Mitigating the loss of human life at sea

Completed

The Mediterranean is the world’s deadliest maritime migration route today. People flee homelands torn apart by war, violence and poverty. Their journeys are increasingly perilous and the death toll is constantly rising. Migrant Offshore Aid Station (MOAS) - a Malta-based humanitarian organization - rescue people at sea, mitigate the loss of human life, reduce suffering and ensure survivors arrive safely in port.

Duration
April-December 2017
Focus area
Emergency Response
country
Mediterranean sea
partner
MOAS

Context

The Mediterranean has become the world’s deadliest maritime migration route, with death tolls constantly rising, despite the falling numbers of people making the journey. The International Organisation of Migration (IOM) reports 3,279 deaths in 2014, 3,777 in 2015 and 5,083 in 2016, while the UN Refugee agency states that 2016 was the deadliest year for migrants trying to reach Europe. Moreover, the real number of deaths is likely to be even higher because many drownings go undocumented.
People flee homelands torn apart by war, violence and poverty. Their journeys are increasingly dangerous in overcrowded wooden fishing boats and flimsy inflatable rafts that often do not last the journey.

Action

 

Migrant Offshore Aid Station’s mission is to search for and rescue people in distress, mitigating the loss of human life at sea. Launched in 2014, this Malta-based humanitarian organization operates with fully-equipped and trained crews aboard its vessel the M.Y. Phoenix and aerial assets. It collaborates with specialist organizations to provide post-rescue care on board.

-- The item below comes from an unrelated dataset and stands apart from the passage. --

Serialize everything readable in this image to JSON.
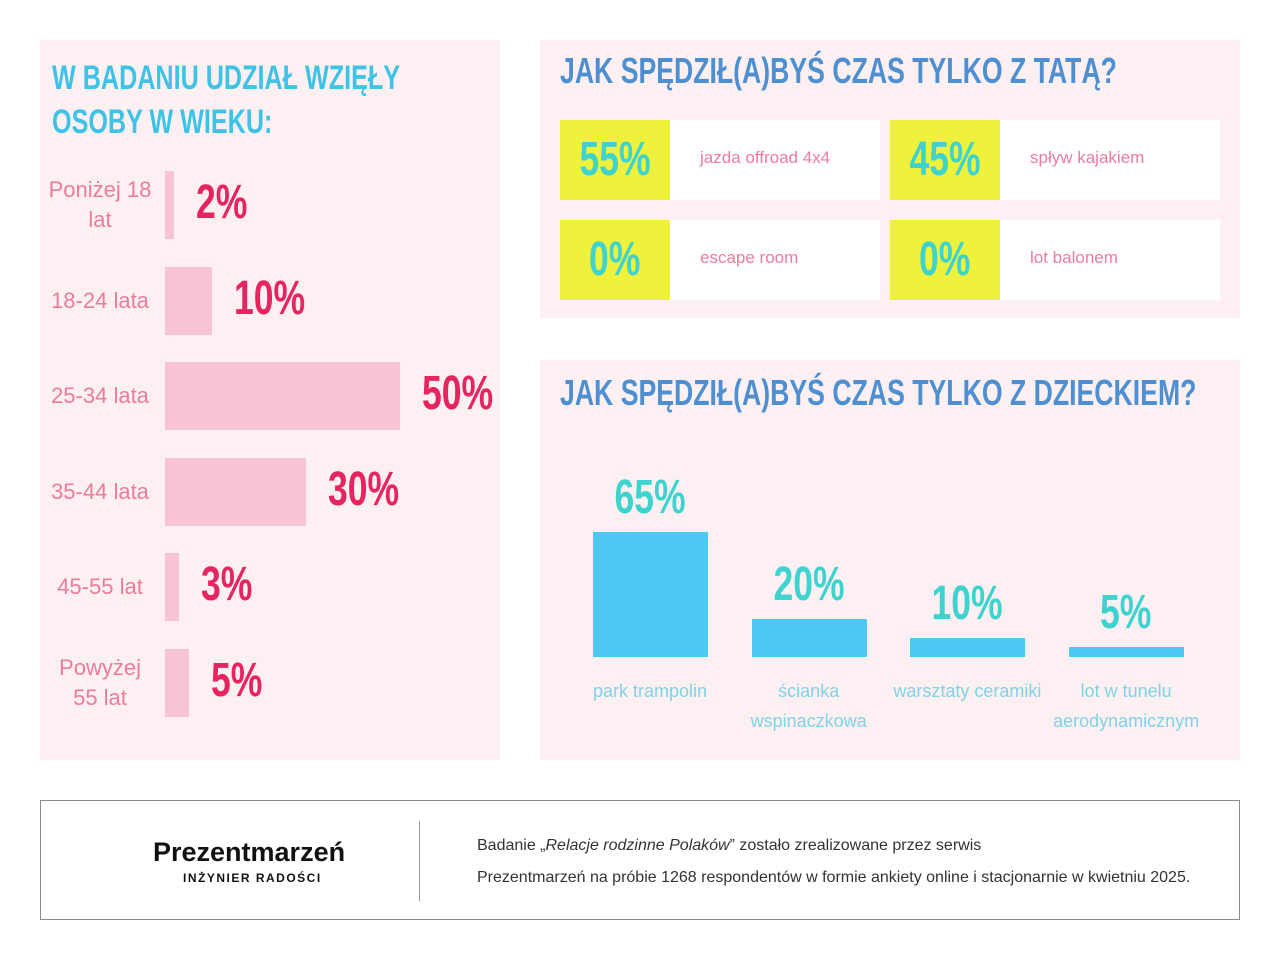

Over 30,000 people have been rescued and assisted since its inception.

Working in close coordination with the International Maritime Rescue Co-ordination Centre based in Rome, MOAS will from April to December:

  • maintain a presence in the Central Mediterranean, searching for vessels in distress,
  • conduct rescue operations,
  • provide post-rescue assistance to people on board and coordinate medical evacuations, and
  • disembark survivors into the care of land based follow-up services within the legal European maritime framework of the region.

Expected results

Based on past figures, MOAS estimates that it will reach approximately 18,000 individuals.

Long-term strategy

The programme is designed to be highly flexible so as to ensure its operations meet the needs of those who feel compelled to attempt the sea crossing.